China-developed Text-to-video Large Model Launched for Global Users
TMTPOST--Vidu, a text-to-video large model capable of generating high-definition videos in 1080p resolution up to 16 seconds with a single click, has officially launched for global users.
Developed by Tsinghua University and Chinese AI firm ShengShu Technology, Vidu is China's first video large AI model with "extended duration, exceptional consistency and dynamic capabilities."
As a large model developed in China, Vidu is able to understand and generate Chinese content such as the panda and the loong, or the Chinese dragon, according to Zhu Jun, deputy director of the Tsinghua Institute for Artificial Intelligence.
While the product launched on Tuesday features high dynamic range, realism, and consistency, it also adds new features such as “Character to Video,” anime styles, and text and special effects generation.
Vidu boasts the industry's fastest inference speed, generating a 4-second clip in just 30 seconds, according to Shengshu Technology. Users can register with their email to start using Vidu without any other application.
Vidu offers a free version and three paid subscription plans. The free version includes 80 points per month, allowing the creation of 20 four-second videos. Monthly subscriptions are available in Standard, Premium, and Deluxe plans, priced at $19.99, $59.99, and $199.99, respectively, with corresponding points of 240, 800, and 2880, extending video lengths to eight seconds, and removing watermarks for commercial use. There is a 50% discount for the first two weeks post-launch.
Annual subscriptions are also available, with the Standard, Premium, and Deluxe plans priced at $7.99, $23.99, and $79.99 per month. Additionally, Vidu has opened API beta testing applications.

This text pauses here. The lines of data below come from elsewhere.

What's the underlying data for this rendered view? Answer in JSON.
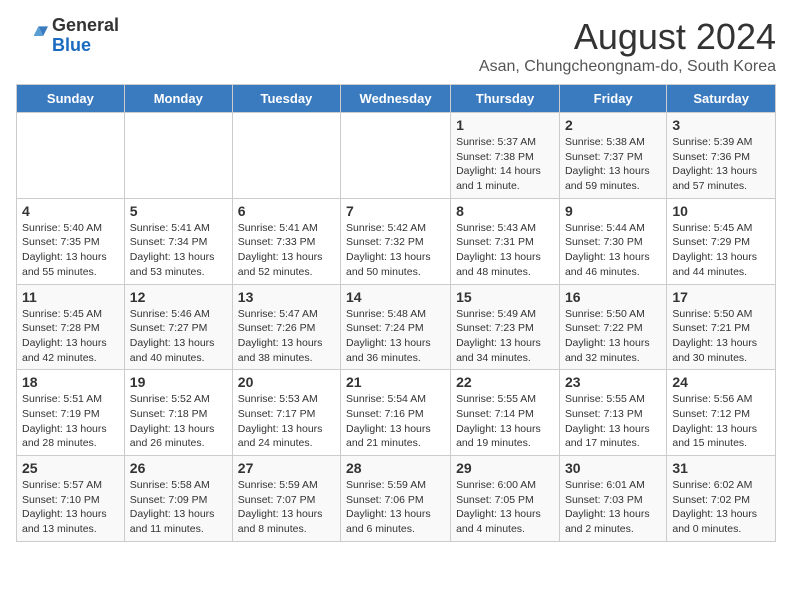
{
  "logo": {
    "general": "General",
    "blue": "Blue"
  },
  "title": "August 2024",
  "location": "Asan, Chungcheongnam-do, South Korea",
  "days_of_week": [
    "Sunday",
    "Monday",
    "Tuesday",
    "Wednesday",
    "Thursday",
    "Friday",
    "Saturday"
  ],
  "weeks": [
    [
      {
        "day": "",
        "info": ""
      },
      {
        "day": "",
        "info": ""
      },
      {
        "day": "",
        "info": ""
      },
      {
        "day": "",
        "info": ""
      },
      {
        "day": "1",
        "info": "Sunrise: 5:37 AM\nSunset: 7:38 PM\nDaylight: 14 hours\nand 1 minute."
      },
      {
        "day": "2",
        "info": "Sunrise: 5:38 AM\nSunset: 7:37 PM\nDaylight: 13 hours\nand 59 minutes."
      },
      {
        "day": "3",
        "info": "Sunrise: 5:39 AM\nSunset: 7:36 PM\nDaylight: 13 hours\nand 57 minutes."
      }
    ],
    [
      {
        "day": "4",
        "info": "Sunrise: 5:40 AM\nSunset: 7:35 PM\nDaylight: 13 hours\nand 55 minutes."
      },
      {
        "day": "5",
        "info": "Sunrise: 5:41 AM\nSunset: 7:34 PM\nDaylight: 13 hours\nand 53 minutes."
      },
      {
        "day": "6",
        "info": "Sunrise: 5:41 AM\nSunset: 7:33 PM\nDaylight: 13 hours\nand 52 minutes."
      },
      {
        "day": "7",
        "info": "Sunrise: 5:42 AM\nSunset: 7:32 PM\nDaylight: 13 hours\nand 50 minutes."
      },
      {
        "day": "8",
        "info": "Sunrise: 5:43 AM\nSunset: 7:31 PM\nDaylight: 13 hours\nand 48 minutes."
      },
      {
        "day": "9",
        "info": "Sunrise: 5:44 AM\nSunset: 7:30 PM\nDaylight: 13 hours\nand 46 minutes."
      },
      {
        "day": "10",
        "info": "Sunrise: 5:45 AM\nSunset: 7:29 PM\nDaylight: 13 hours\nand 44 minutes."
      }
    ],
    [
      {
        "day": "11",
        "info": "Sunrise: 5:45 AM\nSunset: 7:28 PM\nDaylight: 13 hours\nand 42 minutes."
      },
      {
        "day": "12",
        "info": "Sunrise: 5:46 AM\nSunset: 7:27 PM\nDaylight: 13 hours\nand 40 minutes."
      },
      {
        "day": "13",
        "info": "Sunrise: 5:47 AM\nSunset: 7:26 PM\nDaylight: 13 hours\nand 38 minutes."
      },
      {
        "day": "14",
        "info": "Sunrise: 5:48 AM\nSunset: 7:24 PM\nDaylight: 13 hours\nand 36 minutes."
      },
      {
        "day": "15",
        "info": "Sunrise: 5:49 AM\nSunset: 7:23 PM\nDaylight: 13 hours\nand 34 minutes."
      },
      {
        "day": "16",
        "info": "Sunrise: 5:50 AM\nSunset: 7:22 PM\nDaylight: 13 hours\nand 32 minutes."
      },
      {
        "day": "17",
        "info": "Sunrise: 5:50 AM\nSunset: 7:21 PM\nDaylight: 13 hours\nand 30 minutes."
      }
    ],
    [
      {
        "day": "18",
        "info": "Sunrise: 5:51 AM\nSunset: 7:19 PM\nDaylight: 13 hours\nand 28 minutes."
      },
      {
        "day": "19",
        "info": "Sunrise: 5:52 AM\nSunset: 7:18 PM\nDaylight: 13 hours\nand 26 minutes."
      },
      {
        "day": "20",
        "info": "Sunrise: 5:53 AM\nSunset: 7:17 PM\nDaylight: 13 hours\nand 24 minutes."
      },
      {
        "day": "21",
        "info": "Sunrise: 5:54 AM\nSunset: 7:16 PM\nDaylight: 13 hours\nand 21 minutes."
      },
      {
        "day": "22",
        "info": "Sunrise: 5:55 AM\nSunset: 7:14 PM\nDaylight: 13 hours\nand 19 minutes."
      },
      {
        "day": "23",
        "info": "Sunrise: 5:55 AM\nSunset: 7:13 PM\nDaylight: 13 hours\nand 17 minutes."
      },
      {
        "day": "24",
        "info": "Sunrise: 5:56 AM\nSunset: 7:12 PM\nDaylight: 13 hours\nand 15 minutes."
      }
    ],
    [
      {
        "day": "25",
        "info": "Sunrise: 5:57 AM\nSunset: 7:10 PM\nDaylight: 13 hours\nand 13 minutes."
      },
      {
        "day": "26",
        "info": "Sunrise: 5:58 AM\nSunset: 7:09 PM\nDaylight: 13 hours\nand 11 minutes."
      },
      {
        "day": "27",
        "info": "Sunrise: 5:59 AM\nSunset: 7:07 PM\nDaylight: 13 hours\nand 8 minutes."
      },
      {
        "day": "28",
        "info": "Sunrise: 5:59 AM\nSunset: 7:06 PM\nDaylight: 13 hours\nand 6 minutes."
      },
      {
        "day": "29",
        "info": "Sunrise: 6:00 AM\nSunset: 7:05 PM\nDaylight: 13 hours\nand 4 minutes."
      },
      {
        "day": "30",
        "info": "Sunrise: 6:01 AM\nSunset: 7:03 PM\nDaylight: 13 hours\nand 2 minutes."
      },
      {
        "day": "31",
        "info": "Sunrise: 6:02 AM\nSunset: 7:02 PM\nDaylight: 13 hours\nand 0 minutes."
      }
    ]
  ]
}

Vidu's informal launch in April came in the wake of OpenAI's video generation tool "Sora" introduced in February, which caught widespread attention. Several Chinese companies, including Kuaishou, Zhipu AI, Shengshu, and HiDream, have since announced their own multimodal or video generation models.
Vidu's visual quality approaches cinematic levels in composition, narrative, and lighting, and can produce film-grade special effects like smoke, lens flares, and CG effects.
Earlier, Tang Jiayu, the co-founder and CEO of Shengshu Technology, told TMTPost that while domestic AI video generation still lags behind Sora, there is a strong determination to catch up. Tang believes that surpassing Sora, currently akin to GPT-2 in terms of development stage, is feasible with sufficient engineering experience.
Tang emphasized the potential for achieving Sora-level performance by the end of the year, though exact timelines remain uncertain. He expressed confidence in their ability to meet and possibly exceed current Sora capabilities.